I have a MPI program that create a file which have time per iteration of certain amount of calculations. When I run this code without submitting to the queue(this cluster runs SGE), it gives following time in seconds. I grabbed 8 processors using mpirun -np8
.
STEP ITIME
-------------
1 0.868128
2 0.426714
3 0.409768
4 0.427312
5 0.412737
6 0.413256
7 0.414480
8 0.414984
9 0.415683
10 0.416826
But when I submit the same amount of work for 8 processors and submit it to the queue, the program take more time for calculation of the iterations. The time per step is almost four times.
STEP ITIME
-------------
1 3.189155
2 1.594365
3 1.600892
4 1.589424
5 1.605402
6 1.589136
7 1.599425
8 1.591966
9 1.601557
10 1.603447
The following bash script was used to submit the job.
#!/bin/sh
#$ -S /bin/bash
#$ -pe orte 8
export PATH=~:$PATH
/opt/openmpi/bin/mpirun -np 8 ./exec
I will appreciate if someone can point me out what might cause this issue?
In your first case (run this code without submitting to the queue), you are probably running 8 processes on the same node.

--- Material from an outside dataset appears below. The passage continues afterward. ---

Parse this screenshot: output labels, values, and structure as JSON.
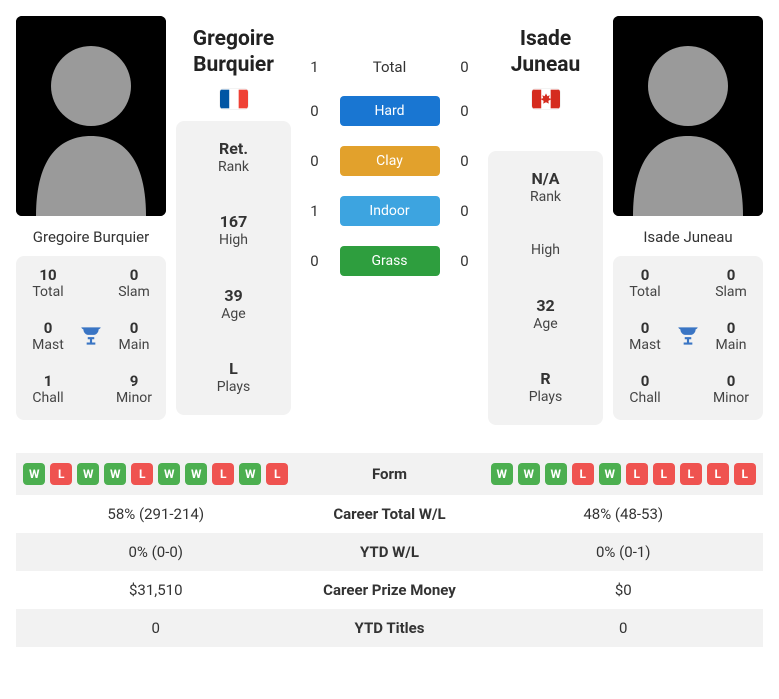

That's usually fine nowadays: you've likely got 8 cores.
Try this out:
$ /opt/openmpi/bin/mpirun -np 8 uname -a
did you get 8 identical lines?
In the SGE case, you might get 8 physical machines, so now there is network communication involved. Confirm as above. I don't know SGE, but your environment no doubt has a "how to assign mpi processes" switch to indicate if you want it to assigndepth first or breadth first.